A requests session meant for scraping with caching, backoffs and historical fallbacks.

## Dependencies :globe_with_meridians:

Python 3.11.6:

- [numpy](https://numpy.org/)
- [requests-cache](https://requests-cache.readthedocs.io/en/stable/)
- [wayback](https://github.com/edgi-govdata-archiving/wayback)
- [func-timeout](https://github.com/kata198/func_timeout)
- [random_user_agent](https://github.com/Luqman-Ud-Din/random_user_agent)
- [tenacity](https://github.com/jd/tenacity)
- [playwright](https://playwright.dev/)

## Raison D'être :thought_balloon:

`scrapesession` is a requests session that performs heavy caching and other tools in order to efficiently scrape sites.
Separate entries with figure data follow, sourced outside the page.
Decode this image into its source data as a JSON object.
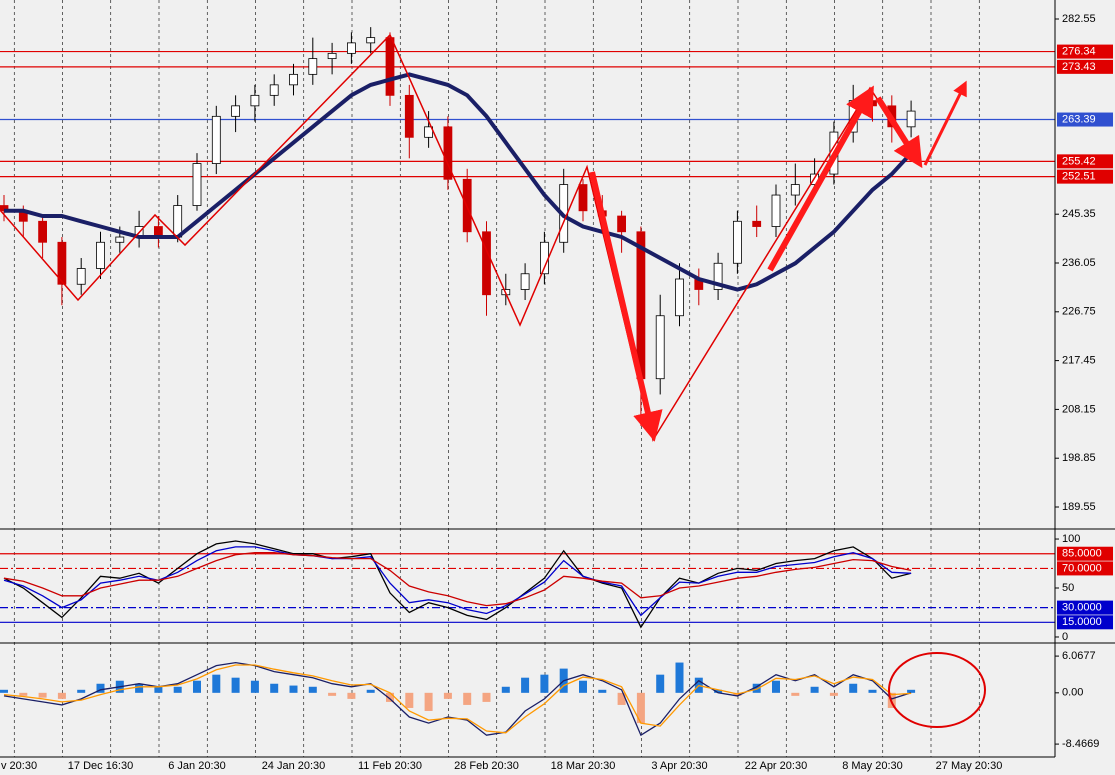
{
  "chart_data": [
    {
      "type": "candlestick",
      "categories": [
        "v 20:30",
        null,
        null,
        null,
        null,
        "17 Dec 16:30",
        null,
        null,
        null,
        null,
        "6 Jan 20:30",
        null,
        null,
        null,
        null,
        "24 Jan 20:30",
        null,
        null,
        null,
        null,
        "11 Feb 20:30",
        null,
        null,
        null,
        null,
        "28 Feb 20:30",
        null,
        null,
        null,
        null,
        "18 Mar 20:30",
        null,
        null,
        null,
        null,
        "3 Apr 20:30",
        null,
        null,
        null,
        null,
        "22 Apr 20:30",
        null,
        null,
        null,
        null,
        "8 May 20:30",
        null,
        null,
        null,
        null,
        "27 May 20:30"
      ],
      "open": [
        247,
        246,
        244,
        240,
        232,
        235,
        240,
        241,
        243,
        241,
        247,
        255,
        264,
        266,
        268,
        270,
        272,
        275,
        276,
        278,
        279,
        268,
        260,
        262,
        252,
        242,
        230,
        231,
        234,
        240,
        251,
        246,
        245,
        242,
        214,
        226,
        233,
        231,
        236,
        244,
        243,
        249,
        251,
        253,
        261,
        267,
        266,
        262,
        null,
        null,
        null
      ],
      "high": [
        249,
        247,
        245,
        241,
        237,
        242,
        243,
        246,
        245,
        249,
        257,
        266,
        268,
        270,
        272,
        274,
        279,
        278,
        280,
        281,
        280,
        270,
        265,
        264,
        254,
        244,
        234,
        236,
        242,
        254,
        252,
        249,
        246,
        243,
        230,
        236,
        235,
        238,
        246,
        247,
        251,
        255,
        256,
        263,
        270,
        269,
        268,
        267,
        null,
        null,
        null
      ],
      "low": [
        244,
        241,
        237,
        228,
        230,
        233,
        238,
        239,
        239,
        240,
        246,
        253,
        261,
        263,
        266,
        268,
        270,
        272,
        274,
        276,
        266,
        256,
        258,
        250,
        240,
        226,
        228,
        229,
        232,
        238,
        244,
        242,
        238,
        205,
        211,
        224,
        228,
        229,
        234,
        241,
        241,
        247,
        249,
        251,
        259,
        263,
        259,
        260,
        null,
        null,
        null
      ],
      "close": [
        246,
        244,
        240,
        232,
        235,
        240,
        241,
        243,
        241,
        247,
        255,
        264,
        266,
        268,
        270,
        272,
        275,
        276,
        278,
        279,
        268,
        260,
        262,
        252,
        242,
        230,
        231,
        234,
        240,
        251,
        246,
        245,
        242,
        214,
        226,
        233,
        231,
        236,
        244,
        243,
        249,
        251,
        253,
        261,
        267,
        266,
        262,
        265,
        null,
        null,
        null
      ],
      "up_color": "#ffffff",
      "down_color": "#cc0000",
      "series": [
        {
          "color": "#1a1f66",
          "values": [
            246,
            246,
            245,
            245,
            244,
            243,
            242,
            241,
            241,
            241,
            244,
            247,
            250,
            253,
            256,
            259,
            262,
            265,
            268,
            270,
            271,
            272,
            271,
            270,
            268,
            264,
            259,
            254,
            249,
            245,
            243,
            242,
            241,
            239,
            237,
            235,
            233,
            232,
            231,
            232,
            234,
            236,
            239,
            242,
            246,
            250,
            253,
            257,
            null,
            null,
            null
          ]
        }
      ],
      "ylim": [
        185.74,
        286.17
      ],
      "yticks": [
        282.55,
        245.35,
        236.05,
        226.75,
        217.45,
        208.15,
        198.85,
        189.55
      ],
      "hlines": [
        {
          "value": 276.34,
          "color": "#e00000"
        },
        {
          "value": 273.43,
          "color": "#e00000"
        },
        {
          "value": 263.39,
          "color": "#3050d0"
        },
        {
          "value": 255.42,
          "color": "#e00000"
        },
        {
          "value": 252.51,
          "color": "#e00000"
        }
      ]
    },
    {
      "type": "line",
      "series": [
        {
          "color": "#000000",
          "values": [
            60,
            50,
            35,
            20,
            40,
            62,
            60,
            65,
            55,
            70,
            85,
            95,
            98,
            95,
            90,
            85,
            85,
            80,
            82,
            85,
            45,
            25,
            35,
            30,
            22,
            18,
            30,
            45,
            60,
            88,
            62,
            55,
            50,
            10,
            40,
            60,
            55,
            65,
            70,
            68,
            75,
            78,
            80,
            88,
            92,
            80,
            60,
            65,
            null,
            null,
            null
          ]
        },
        {
          "color": "#0000cc",
          "values": [
            58,
            52,
            42,
            30,
            38,
            55,
            58,
            62,
            58,
            66,
            78,
            88,
            92,
            92,
            88,
            84,
            83,
            80,
            80,
            82,
            55,
            35,
            38,
            35,
            28,
            24,
            32,
            44,
            56,
            78,
            62,
            56,
            52,
            22,
            40,
            56,
            55,
            62,
            66,
            66,
            72,
            74,
            76,
            82,
            86,
            80,
            66,
            65,
            null,
            null,
            null
          ]
        },
        {
          "color": "#cc0000",
          "values": [
            60,
            57,
            50,
            42,
            42,
            50,
            54,
            58,
            58,
            62,
            70,
            78,
            84,
            86,
            86,
            84,
            83,
            81,
            80,
            80,
            68,
            52,
            46,
            42,
            36,
            32,
            34,
            40,
            48,
            62,
            60,
            57,
            55,
            40,
            42,
            50,
            52,
            56,
            60,
            62,
            66,
            69,
            71,
            75,
            79,
            78,
            72,
            68,
            null,
            null,
            null
          ]
        }
      ],
      "ylim": [
        -4.1,
        108.2
      ],
      "yticks": [
        100,
        50,
        0
      ],
      "hlines": [
        {
          "value": 85,
          "label": "85.0000",
          "color": "#e00000",
          "style": "solid"
        },
        {
          "value": 70,
          "label": "70.0000",
          "color": "#e00000",
          "style": "dashdot"
        },
        {
          "value": 30,
          "label": "30.0000",
          "color": "#0000cc",
          "style": "dashdot"
        },
        {
          "value": 15,
          "label": "15.0000",
          "color": "#0000cc",
          "style": "solid"
        }
      ]
    },
    {
      "type": "macd",
      "histogram": {
        "pos_color": "#1e78d8",
        "neg_color": "#f4a582",
        "values": [
          0.5,
          -0.5,
          -0.8,
          -1,
          0.5,
          1.5,
          2,
          1.5,
          1,
          1,
          2,
          3,
          2.5,
          2,
          1.5,
          1.2,
          1,
          -0.5,
          -1,
          0.5,
          -1.5,
          -2.5,
          -3,
          -1,
          -2,
          -1.5,
          1,
          2.5,
          3,
          4,
          2,
          0.5,
          -2,
          -5,
          3,
          5,
          2.5,
          0.5,
          -0.5,
          1.5,
          2,
          -0.5,
          1,
          -0.5,
          1.5,
          0.5,
          -2.5,
          0.5,
          null,
          null,
          null
        ]
      },
      "series": [
        {
          "color": "#1a1f66",
          "values": [
            -0.5,
            -1,
            -1.5,
            -2,
            -1,
            0.5,
            1,
            1.5,
            1,
            1.5,
            3,
            4.5,
            5,
            4.5,
            3.5,
            3,
            2.5,
            1.5,
            1,
            1.5,
            -1,
            -4,
            -5,
            -4,
            -4.5,
            -7,
            -6.5,
            -3,
            -1,
            2,
            3,
            2,
            0.5,
            -7,
            -5,
            -1,
            2,
            0,
            -0.5,
            1,
            3,
            2,
            3,
            1,
            3,
            2,
            -1,
            0,
            null,
            null,
            null
          ]
        },
        {
          "color": "#ff9900",
          "values": [
            -0.3,
            -0.6,
            -1,
            -1.5,
            -1.2,
            -0.3,
            0.5,
            1,
            1,
            1.3,
            2.3,
            3.8,
            4.6,
            4.6,
            3.9,
            3.3,
            2.8,
            2,
            1.3,
            1.4,
            0,
            -3,
            -4.5,
            -4.2,
            -4.3,
            -6.3,
            -6.6,
            -4,
            -1.8,
            1.2,
            2.6,
            2.2,
            1,
            -5,
            -5.5,
            -2,
            1.2,
            0.5,
            -0.2,
            0.6,
            2.4,
            2.2,
            2.8,
            1.5,
            2.6,
            2.2,
            -0.3,
            -0.1,
            null,
            null,
            null
          ]
        }
      ],
      "ylim": [
        -10.6,
        7.9
      ],
      "yticks": [
        6.0677,
        {
          "value": 0,
          "label": "0.00"
        },
        -8.4669
      ]
    }
  ]
}
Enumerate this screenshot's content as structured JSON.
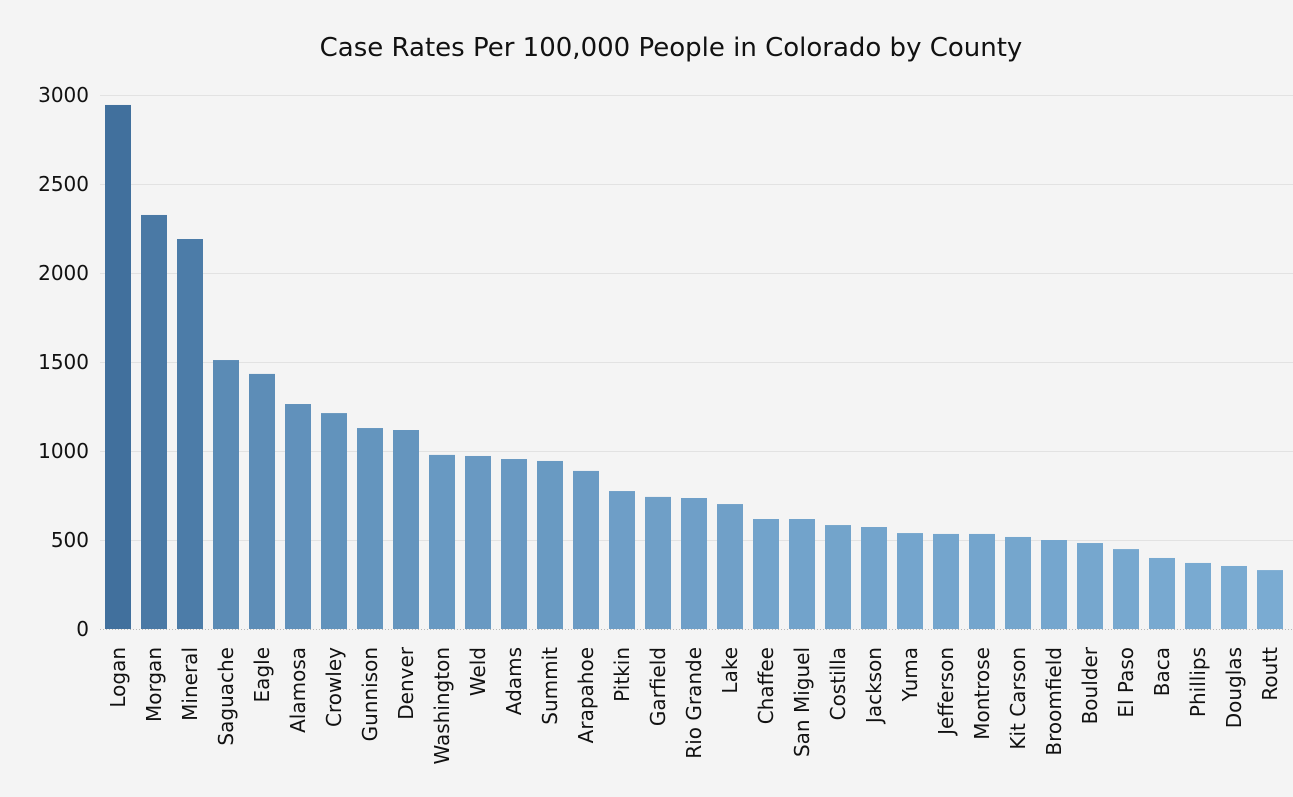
{
  "chart_data": {
    "type": "bar",
    "title": "Case Rates Per 100,000 People in Colorado by County",
    "xlabel": "",
    "ylabel": "",
    "ylim": [
      0,
      3000
    ],
    "yticks": [
      0,
      500,
      1000,
      1500,
      2000,
      2500,
      3000
    ],
    "grid": true,
    "legend": "none",
    "color_range": [
      "#41709d",
      "#7aabd2"
    ],
    "categories": [
      "Logan",
      "Morgan",
      "Mineral",
      "Saguache",
      "Eagle",
      "Alamosa",
      "Crowley",
      "Gunnison",
      "Denver",
      "Washington",
      "Weld",
      "Adams",
      "Summit",
      "Arapahoe",
      "Pitkin",
      "Garfield",
      "Rio Grande",
      "Lake",
      "Chaffee",
      "San Miguel",
      "Costilla",
      "Jackson",
      "Yuma",
      "Jefferson",
      "Montrose",
      "Kit Carson",
      "Broomfield",
      "Boulder",
      "El Paso",
      "Baca",
      "Phillips",
      "Douglas",
      "Routt"
    ],
    "values": [
      2944,
      2326,
      2191,
      1511,
      1433,
      1264,
      1213,
      1129,
      1118,
      978,
      972,
      955,
      944,
      888,
      775,
      742,
      736,
      702,
      618,
      618,
      584,
      573,
      539,
      534,
      534,
      517,
      500,
      483,
      449,
      399,
      371,
      354,
      331
    ]
  }
}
## Architecture :triangular_ruler:

`scrapesession` is a requests session that has the following properties:

1. Handle non 302 redirects (such as in javascript).
2. Retries and backoffs.
3. User-Agent rotations.
4. Caching.
5. Wayback Machine integration.

## Installation :inbox_tray:

This is a python package hosted on pypi, so to install simply run the following command:

`pip install scrapesession`

or install using this local repository:

`python setup.py install --old-and-unmanageable`

## Usage example :eyes:

The use of `scrapesession` is entirely through code due to it being a library. It has exactly the same semantics as a requests session:

```python
from scrapesession.scrapesession import create_scrape_session


session = create_scrape_session()

response = session.get("http://www.helloworld.com")
print(response.text)
```

## License :memo:

The project is available under the [MIT License](LICENSE).